その後ゴウは、専門性の高い投資家としての価値観に合致した「世代を超えて存続するようなファーム」を築きたいと考えるようになったと、Acrew共同創業者のローレン・コロドニーは述べている。Acrewは、ゴウ、ヴィシャル・ルガーニ、アサド・カリク、マーク・クレイナックなどと共同で創業したVCであり、さらにX世代からZ世代まで幅広い年齢層のメンバーが初期チームに含まれていた。「次世代の偉大なベンチャーファームを作るには、投資先の企業とカルチャー面でも深く通じ合うチームが必要だ」とコロドニーは語る。
人は見た目や出自ではなく、実力で評価される
2019年設立のAcrewは、ダイバーシティを中核の価値観に掲げて、ふたつの主要ファンドとともに始動した。同社は、100万ドルから2000万ドル((約1億円から約29億円)をスタートアップに投資し、アーリーステージの企業にはより少額を投じている。Acrewのウェブサイトによると、同社のダイバーシティ・キャピタル・ファンドの投資家の大半は、女性や有色人種、移民など「多様なバックグラウンド」を持つという。このファンドは、多様性のあるチームはより優れた意思決定ができるという仮説に基づき、投資先企業の投資家や取締役会のダイバーシティを高めることで、創業者に多様な視点をもたらし、高いリターンにつなげようとしている。
Acrewは、投資先企業のダイバーシティの到達度に応じて、出資額を決めたり投資割合を決めるようなことはないという。データ保護のスタートアップ企業、HYCUの創業者兼CEOのサイモン・テイラーは、「DEIを重視するテレシア・ゴウのような人物が取締役にいることで、『人は見た目や出自ではなく、実力で評価される』という意識が企業内で強化される」と語る。「DEIというと、特定のグループを優遇するものと考える人もいるが、彼女の場合はまったく異なる。彼女は投資先が多様な人材や取締役、ネットワークにアクセスできるようにしたいだけなのだ」。Acrewは、2022年に同社の5300万ドル(約77億9100万円)のシリーズBを主導している。
歴史的黒人大学(HBCU)の支援というインパクト投資
Acrewのダイバーシティ・キャピタル・ファンドの注目すべき投資家のひとつが、ナッシュビルにある歴史的黒人大学(HBCU)のフィスク大学だ。HBCUは、南北戦争後、アフリカ系アメリカ人を中心に高等教育の機会を提供するため設立された大学・大学群を指す。
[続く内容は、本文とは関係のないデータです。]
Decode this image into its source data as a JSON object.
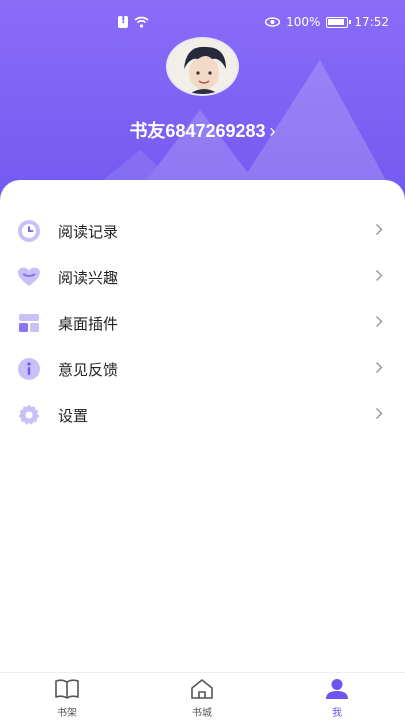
{
  "status_bar": {
    "battery": "100%",
    "time": "17:52"
  },
  "profile": {
    "username": "书友6847269283",
    "chevron": "›"
  },
  "menu": [
    {
      "label": "阅读记录",
      "icon": "clock-icon"
    },
    {
      "label": "阅读兴趣",
      "icon": "heart-icon"
    },
    {
      "label": "桌面插件",
      "icon": "widget-icon"
    },
    {
      "label": "意见反馈",
      "icon": "info-icon"
    },
    {
      "label": "设置",
      "icon": "gear-icon"
    }
  ],
  "tabbar": [
    {
      "label": "书架",
      "icon": "book-icon",
      "active": false
    },
    {
      "label": "书城",
      "icon": "home-icon",
      "active": false
    },
    {
      "label": "我",
      "icon": "person-icon",
      "active": true
    }
  ],
  "colors": {
    "accent": "#6d55ef",
    "header_top": "#8a6cf7",
    "header_bottom": "#7158f0",
    "icon_tint": "#c9c0f7"
  }
}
公民権運動以前の人種隔離政策の中で、黒人学生が高等教育を受けられる唯一の選択肢として発展したという経緯があり、昨今ではマーティン・ルーサー・キング・ジュニア、カマラ・ハリス副大統領といった著名人を輩出したことでも知られる。
2020年、フィスク大学の理事も務める弁護士エド・ジマーマンはゴウに連絡を取り、大学側の費用負担が一切ない形で、フィスク大学をAcrewファンドの出資者として参加させてはどうかと提案した(これはつまり大学に出資枠とその資金を寄付する取り組みだ)。
ゴウは即座に「やりたい」と回答し、同大学に宛てて100万ドル(約1億4700万円)の小切手を書いたという。ジマーマンは、Acrewの資金調達案件で同社の代理人も務めており、自身もAcrewに出資している。彼によれば、ゴウはフィスク大学の最大級の寄付者のひとりになっている。
ジマーマンは、フィスク大学がAcrewのようなVCに出資者として関与することが、投資の成否にかかわらず、大きな意義を持つと語る。「これがベンチャー投資に参加するということだ」という感覚を、大学として実体験できるためだ。
米国の大学の多くは、寄付金などを原資にした長期的な資産運用を行っており、スタンフォード大学のような名門校は、この運用資産が約3700億ドル(約5兆4390億円)にものぼるが、フィスク大学の運用資産は約3700万ドル(約54億3900万円)にとどまっている。そのため、同大学のようなHBCUやその他の小規模大学が、大手VCファンドにアクセスできる機会はこれまでほとんどなかった。
ゴウの取り組みはその後、他のファームやHBCUにも広がり、2023年にはAcrew、ゼネラル・カタリスト、ユニオン・スクエア・ベンチャーズを含む10社のVCと、9校のHBCUが参加する「Historic Fund」が発足した。このファンドでは、大学に対して1000万ドル(約14億7000万円)以上の寄付を行うと同時に、同額を大学名義でファンドに出資する仕組みも整えている。